One would have thought that Chekhov answered this for all time.
How is it that in a society in which genuinely moral issues are ignored,
even laughed out of court, we can find no greater way to praise a man than
to call him a moralist, provided only that he not, in fact, be one? (No
doubt Shakespeare, if put to it, would, being a well instructed Christian,
concede that morality, sub specie aeternitatis, is far more important that
aesthetics. Nevertheless, it is aesthetics, and not morality, that is the
proper concern of the artist, as it is the business of any man to pay due
attention to whatever it is that he is doing, and not to something else.)

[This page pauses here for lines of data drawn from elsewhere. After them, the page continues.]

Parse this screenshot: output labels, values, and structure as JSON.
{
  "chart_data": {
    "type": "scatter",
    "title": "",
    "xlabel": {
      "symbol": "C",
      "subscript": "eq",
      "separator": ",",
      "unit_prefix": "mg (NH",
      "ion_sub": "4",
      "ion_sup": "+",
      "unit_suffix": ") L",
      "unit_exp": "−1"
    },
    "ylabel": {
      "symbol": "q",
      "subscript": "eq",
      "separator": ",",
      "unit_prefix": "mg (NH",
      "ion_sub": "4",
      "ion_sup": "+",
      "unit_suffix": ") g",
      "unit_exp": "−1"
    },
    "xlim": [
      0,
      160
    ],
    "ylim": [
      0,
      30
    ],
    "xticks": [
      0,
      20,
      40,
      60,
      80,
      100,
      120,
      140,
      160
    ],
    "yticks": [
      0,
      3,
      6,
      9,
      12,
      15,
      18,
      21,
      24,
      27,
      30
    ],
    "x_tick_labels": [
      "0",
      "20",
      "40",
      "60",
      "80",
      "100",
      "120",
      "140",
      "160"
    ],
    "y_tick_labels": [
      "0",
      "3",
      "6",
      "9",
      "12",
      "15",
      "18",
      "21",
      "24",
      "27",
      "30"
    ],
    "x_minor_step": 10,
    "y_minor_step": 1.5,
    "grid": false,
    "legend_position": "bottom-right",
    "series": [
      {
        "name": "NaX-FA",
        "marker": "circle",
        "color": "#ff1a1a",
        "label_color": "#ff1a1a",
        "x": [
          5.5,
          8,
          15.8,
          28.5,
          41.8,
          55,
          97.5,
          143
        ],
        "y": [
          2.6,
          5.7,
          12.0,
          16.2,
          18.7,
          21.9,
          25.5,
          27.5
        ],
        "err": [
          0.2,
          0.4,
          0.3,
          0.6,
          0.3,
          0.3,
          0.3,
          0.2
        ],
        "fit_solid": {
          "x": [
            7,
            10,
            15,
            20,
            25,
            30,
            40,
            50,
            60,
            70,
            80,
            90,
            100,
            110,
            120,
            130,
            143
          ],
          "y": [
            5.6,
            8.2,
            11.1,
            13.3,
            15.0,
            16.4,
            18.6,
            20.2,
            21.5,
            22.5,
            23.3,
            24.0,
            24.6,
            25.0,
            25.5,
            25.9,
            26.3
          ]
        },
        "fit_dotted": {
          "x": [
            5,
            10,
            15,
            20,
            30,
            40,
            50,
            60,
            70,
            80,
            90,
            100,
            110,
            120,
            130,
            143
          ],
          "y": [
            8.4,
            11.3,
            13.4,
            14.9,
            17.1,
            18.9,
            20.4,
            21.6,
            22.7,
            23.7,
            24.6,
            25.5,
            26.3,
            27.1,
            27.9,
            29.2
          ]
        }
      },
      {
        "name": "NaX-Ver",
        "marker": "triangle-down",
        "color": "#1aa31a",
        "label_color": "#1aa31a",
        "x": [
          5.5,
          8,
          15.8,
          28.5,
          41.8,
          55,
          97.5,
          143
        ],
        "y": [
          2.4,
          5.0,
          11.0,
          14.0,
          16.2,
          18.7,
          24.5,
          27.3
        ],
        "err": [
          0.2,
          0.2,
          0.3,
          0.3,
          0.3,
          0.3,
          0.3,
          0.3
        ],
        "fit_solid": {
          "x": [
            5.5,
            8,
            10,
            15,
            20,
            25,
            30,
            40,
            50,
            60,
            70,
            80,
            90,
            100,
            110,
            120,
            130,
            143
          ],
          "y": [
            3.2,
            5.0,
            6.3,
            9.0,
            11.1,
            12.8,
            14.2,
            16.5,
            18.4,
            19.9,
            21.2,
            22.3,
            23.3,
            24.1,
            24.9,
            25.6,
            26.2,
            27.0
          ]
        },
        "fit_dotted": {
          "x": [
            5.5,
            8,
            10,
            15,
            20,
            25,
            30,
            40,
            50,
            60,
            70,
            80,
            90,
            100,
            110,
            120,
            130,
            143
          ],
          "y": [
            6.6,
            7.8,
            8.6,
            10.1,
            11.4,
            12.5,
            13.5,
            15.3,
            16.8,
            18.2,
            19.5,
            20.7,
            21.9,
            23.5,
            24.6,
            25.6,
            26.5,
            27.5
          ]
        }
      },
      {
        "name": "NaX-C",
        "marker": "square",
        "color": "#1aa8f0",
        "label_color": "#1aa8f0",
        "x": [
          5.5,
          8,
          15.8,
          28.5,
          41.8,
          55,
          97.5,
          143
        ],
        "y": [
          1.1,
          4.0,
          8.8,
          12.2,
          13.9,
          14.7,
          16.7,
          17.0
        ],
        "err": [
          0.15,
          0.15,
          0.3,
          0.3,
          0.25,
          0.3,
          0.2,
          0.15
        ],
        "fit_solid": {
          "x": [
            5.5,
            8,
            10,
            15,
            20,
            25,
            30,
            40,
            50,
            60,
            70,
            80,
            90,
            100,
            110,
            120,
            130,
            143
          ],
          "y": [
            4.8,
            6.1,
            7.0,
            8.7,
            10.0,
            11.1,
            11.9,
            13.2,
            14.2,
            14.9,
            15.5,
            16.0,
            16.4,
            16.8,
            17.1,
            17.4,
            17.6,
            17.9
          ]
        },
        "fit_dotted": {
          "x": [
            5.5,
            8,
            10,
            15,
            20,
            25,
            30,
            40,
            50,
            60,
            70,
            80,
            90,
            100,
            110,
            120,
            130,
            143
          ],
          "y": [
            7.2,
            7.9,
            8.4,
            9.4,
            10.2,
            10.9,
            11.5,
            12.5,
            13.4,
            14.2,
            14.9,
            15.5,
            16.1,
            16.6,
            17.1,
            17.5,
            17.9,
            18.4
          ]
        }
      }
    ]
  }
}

Our friend from Scotland knows that murder is wrong. Iago himself warns
Othello against the green-eyed monster (and gets precisely the result he
expects). And St. Paul cries in despair, "For that which I do I allow not:
for what I would, that do I not; but what I hate, that do I," and in so
saying, he speaks for all of us. And yet, it seems, nothing will do to
alleviate the situation but to go looking for yet another tome of
thou-shalt-nots, and if one is not to hand, why then to pick any book with
a Great Name on the spine, and proclaim it the latest Gospel.
Shakespeare was a great poet and a great playwright, both of which are far
better things to be than a cheapjack preacher of platitudes.